Extacción de petroleo en la selva amazónica
http://www.eldinamo.cl
En el plazo de unas semanas, la compañía estatal Petroamazonas dará los primeros pasos para extraer 920 millones de barriles de petróleo (un 20% de las reservas de la nación) en este paraíso natural, en un país que ya produce cerca de 500.000 barriles de crudo diarios.
Sin embargo, las autoridades ecuatorianas no han informado aún de cómo afectará esta explotación a la flora y la fauna del parque, ni han dado detalles sobre las precauciones que deberá tomar la compañía Petroamazonas, o sobre los métodos que utilizará para extraer el preciado oro negro en un entorno natural no menos valioso. Y frágil.
En conversación con Pensamiento Crítico, el ingeniero agrónomo y forestal y doctor en ciencias Marc J. Dourojeanni sugiere que la “argucia” de Correa “para justificar la explotación, es un precedente muy peligroso”. Reputado experto ecologista, el peruano Dourojeanni ha sido Director General Forestal y de Fauna de su país de origen, fundador y presidente de la Fundación Peruana para la Conservación de la Naturaleza (ProNaturaleza) y Vicepresidente de la Comisión Mundial de Áreas protegidas del World Resources Institute –entre otros cargos- a lo largo de una dilatada trayectoria profesional en la que también ha escrito 17 libros y cerca de 350 artículos científicos y técnicos.

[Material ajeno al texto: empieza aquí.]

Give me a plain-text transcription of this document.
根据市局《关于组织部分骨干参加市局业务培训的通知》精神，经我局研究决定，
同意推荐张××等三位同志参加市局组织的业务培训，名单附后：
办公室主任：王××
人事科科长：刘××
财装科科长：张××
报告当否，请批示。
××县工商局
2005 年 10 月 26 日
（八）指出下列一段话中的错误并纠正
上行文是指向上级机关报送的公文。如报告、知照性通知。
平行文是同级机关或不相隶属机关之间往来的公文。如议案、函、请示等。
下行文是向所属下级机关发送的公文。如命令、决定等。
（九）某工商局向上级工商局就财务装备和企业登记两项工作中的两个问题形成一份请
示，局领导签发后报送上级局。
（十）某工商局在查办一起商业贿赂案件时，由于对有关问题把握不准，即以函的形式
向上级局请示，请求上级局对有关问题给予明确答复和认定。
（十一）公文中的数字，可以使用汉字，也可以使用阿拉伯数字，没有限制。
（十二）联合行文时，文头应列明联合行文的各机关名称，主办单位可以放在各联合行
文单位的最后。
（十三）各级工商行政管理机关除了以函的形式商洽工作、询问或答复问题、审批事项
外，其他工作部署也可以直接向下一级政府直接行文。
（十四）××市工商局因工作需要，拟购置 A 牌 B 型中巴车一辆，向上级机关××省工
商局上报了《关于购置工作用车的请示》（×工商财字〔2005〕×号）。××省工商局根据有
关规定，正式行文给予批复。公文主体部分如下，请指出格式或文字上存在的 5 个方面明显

Como especialista en el Amazonas, Dourojeanni llama la atención sobre los múltiples peligros que acechan a este paraíso natural, aunque aún conserva la esperanza de frenar su destrucción.
PC: No sé si está al tanto de la actualidad en España, pero las dos fuerzas políticas más poderosas recurren a menudo a cortinas de humo informativas como el “conflicto” en Gibraltar para tapar los escándalos de corrupción y otras noticias que estos partidos no quieren que sigan divulgándose.  ¿Es la situación económica de Ecuador tan preocupante como para necesitar la explotación de estos recursos o la decisión del presidente Correa puede atender a otras razones?

R: La situación económica ecuatoriana no es desesperada y, además, aunque se trate de un monto importante, el dinero que esa explotación podría aportar al Ecuador no va a cambiar su situación económica de modo significativo. La decisión del presidente Correa de hacer la propuesta fue, en mi opinión, una jugada fríamente calculada para justificar, como lo demuestran los hechos, la explotación de petróleo en el Parque Nacional de Yasuní y en otras áreas protegidas acallando a los opositores y los ambientalistas. Además, las áreas protegidas se establecen para conservar muestras representativas de la naturaleza que pertenece a cada nación. Aunque la responsabilidad puede ser compartida con otros países, la actitud del Presidente ecuatoriano, que no es la de su pueblo, contradice ese fundamento y, en mi opinión, desprestigia a su país.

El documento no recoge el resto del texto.